Examens paracliniques

Les tests diagnostiques sont guidés par le lien entre l'incontinence et la consistance des selles [7][8][1]

Si la diarrhée est suspectée comme principale cause d'incontinence : [1]

  • Études de selles pour l'infection, l'osmolalité, la teneur en graisse et l'insuffisance pancréatique
  • Évaluation du diabète et des dysthyroïdies
  • Évaluer la prolifération bactérienne et l'intolérance au lactose/fructose
  • Coloscopie pour évaluer les maladies intestinales inflammatoires ou néoplasiques

Si l'incontinence est sans diarrhée, des tests plus spécifiques peuvent être indiqués. Les tests les plus utiles pour l'évaluation de l'incontinence fécale sont la manométrie anorectale et l'échographie endoscopique.

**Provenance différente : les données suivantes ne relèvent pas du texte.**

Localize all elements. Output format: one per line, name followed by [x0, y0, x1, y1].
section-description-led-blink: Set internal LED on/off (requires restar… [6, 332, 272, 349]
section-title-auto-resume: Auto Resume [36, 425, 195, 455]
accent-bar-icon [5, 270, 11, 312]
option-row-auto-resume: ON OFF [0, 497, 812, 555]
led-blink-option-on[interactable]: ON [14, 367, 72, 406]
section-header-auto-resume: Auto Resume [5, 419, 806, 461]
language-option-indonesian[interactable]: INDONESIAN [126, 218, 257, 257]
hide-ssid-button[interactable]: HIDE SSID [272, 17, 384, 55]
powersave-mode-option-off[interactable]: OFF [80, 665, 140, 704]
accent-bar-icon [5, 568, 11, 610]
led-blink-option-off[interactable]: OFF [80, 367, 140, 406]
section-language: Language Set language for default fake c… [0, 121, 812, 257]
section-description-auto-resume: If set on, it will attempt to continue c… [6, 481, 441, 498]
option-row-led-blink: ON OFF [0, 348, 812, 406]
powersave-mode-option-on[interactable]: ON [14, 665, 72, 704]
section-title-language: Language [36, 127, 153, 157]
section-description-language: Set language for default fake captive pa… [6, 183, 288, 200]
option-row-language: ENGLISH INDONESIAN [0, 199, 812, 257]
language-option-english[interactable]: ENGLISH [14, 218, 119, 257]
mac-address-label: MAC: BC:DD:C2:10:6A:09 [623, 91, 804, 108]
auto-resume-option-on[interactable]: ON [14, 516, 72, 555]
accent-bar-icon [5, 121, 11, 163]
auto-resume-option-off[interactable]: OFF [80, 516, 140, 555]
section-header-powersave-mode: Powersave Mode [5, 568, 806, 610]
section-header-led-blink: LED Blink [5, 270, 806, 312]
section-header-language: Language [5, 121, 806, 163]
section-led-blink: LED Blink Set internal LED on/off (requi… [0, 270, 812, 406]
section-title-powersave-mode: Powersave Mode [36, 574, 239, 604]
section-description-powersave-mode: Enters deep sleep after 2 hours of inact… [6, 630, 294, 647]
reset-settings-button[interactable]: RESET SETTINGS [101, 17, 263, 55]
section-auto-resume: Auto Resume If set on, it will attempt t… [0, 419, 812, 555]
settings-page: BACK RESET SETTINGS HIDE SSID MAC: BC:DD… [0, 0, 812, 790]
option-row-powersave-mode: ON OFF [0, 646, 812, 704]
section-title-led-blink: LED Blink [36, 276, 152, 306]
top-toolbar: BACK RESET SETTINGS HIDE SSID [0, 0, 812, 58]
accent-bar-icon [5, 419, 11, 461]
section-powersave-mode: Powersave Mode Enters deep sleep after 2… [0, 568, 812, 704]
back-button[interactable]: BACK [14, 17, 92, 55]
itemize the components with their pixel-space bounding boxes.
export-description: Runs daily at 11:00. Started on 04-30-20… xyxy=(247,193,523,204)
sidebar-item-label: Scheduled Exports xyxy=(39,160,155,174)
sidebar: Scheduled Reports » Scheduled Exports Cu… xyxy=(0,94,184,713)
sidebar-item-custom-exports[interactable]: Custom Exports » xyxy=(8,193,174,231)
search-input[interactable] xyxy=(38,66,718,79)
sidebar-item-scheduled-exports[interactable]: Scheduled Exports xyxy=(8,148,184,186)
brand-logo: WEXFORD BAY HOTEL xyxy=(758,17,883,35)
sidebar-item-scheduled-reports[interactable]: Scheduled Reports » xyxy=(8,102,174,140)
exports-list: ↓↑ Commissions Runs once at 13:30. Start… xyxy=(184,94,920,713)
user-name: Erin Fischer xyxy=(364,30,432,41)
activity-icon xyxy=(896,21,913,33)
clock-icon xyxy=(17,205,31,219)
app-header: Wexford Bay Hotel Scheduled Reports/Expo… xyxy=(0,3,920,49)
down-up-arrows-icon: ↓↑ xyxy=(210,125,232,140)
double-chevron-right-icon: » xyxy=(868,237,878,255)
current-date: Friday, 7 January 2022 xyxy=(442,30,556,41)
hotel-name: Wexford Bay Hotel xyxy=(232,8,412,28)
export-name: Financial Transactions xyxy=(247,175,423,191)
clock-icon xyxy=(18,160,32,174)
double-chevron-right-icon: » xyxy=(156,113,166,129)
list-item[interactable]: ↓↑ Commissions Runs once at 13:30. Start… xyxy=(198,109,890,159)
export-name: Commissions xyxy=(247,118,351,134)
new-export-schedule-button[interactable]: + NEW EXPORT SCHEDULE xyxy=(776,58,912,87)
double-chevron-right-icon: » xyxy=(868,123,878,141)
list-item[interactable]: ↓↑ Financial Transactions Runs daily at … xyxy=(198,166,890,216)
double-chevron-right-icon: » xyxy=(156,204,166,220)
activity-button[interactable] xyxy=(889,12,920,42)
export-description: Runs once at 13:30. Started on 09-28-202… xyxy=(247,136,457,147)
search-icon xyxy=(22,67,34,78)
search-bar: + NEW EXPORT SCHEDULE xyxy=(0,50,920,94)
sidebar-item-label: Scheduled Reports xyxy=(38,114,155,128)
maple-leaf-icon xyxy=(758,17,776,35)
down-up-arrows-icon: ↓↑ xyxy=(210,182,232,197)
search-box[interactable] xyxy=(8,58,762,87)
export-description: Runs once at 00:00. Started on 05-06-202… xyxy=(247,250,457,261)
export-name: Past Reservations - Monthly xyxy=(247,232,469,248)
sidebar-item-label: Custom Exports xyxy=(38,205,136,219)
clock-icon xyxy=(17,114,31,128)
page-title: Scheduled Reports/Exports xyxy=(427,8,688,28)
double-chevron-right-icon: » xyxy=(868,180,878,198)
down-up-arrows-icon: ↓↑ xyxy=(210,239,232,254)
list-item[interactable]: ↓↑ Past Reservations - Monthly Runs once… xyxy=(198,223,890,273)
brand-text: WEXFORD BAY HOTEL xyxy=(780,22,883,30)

  • La manométrie anale est utilisée pour évaluer la pression rectale au repos et à l'effort. De plus, la technique peut être utilisée pour évaluer la capacité de réservoir et la compliance du rectum.
  • L'échographie endoscopique (EUS) permet d'évaluer l'épaisseur des sphincters anaux internes et externes.
  • L'IRM
  • La mesure de la latence du nerf pudendal peut également être utilisée pour évaluer l'intégrité de l'intégrité neuromusculaire du plancher pelvien
  • L'électromyographie (EMG) peut aider à évaluer l'activité électrique initiée par le muscle au repos, lors d'une contraction volontaire et après une manœuvre de Valsalva.
  • La défécographie est effectuée pour évaluer l'évacuation du rectum sous fluoroscopie. Le contraste est introduit dans le rectum et les images sont obtenues lors de la défécation. Elle est généralement réservée aux symptômes réfractaires ou avant une intervention de planification opératoire. [1]

Diagnostic différentiel

Les diagnostic différentiel est[1]:

Traitement

Les mesures de soutien [9][10][11][1] visent à améliorer le bien-être et l'état nutritionnel du patient.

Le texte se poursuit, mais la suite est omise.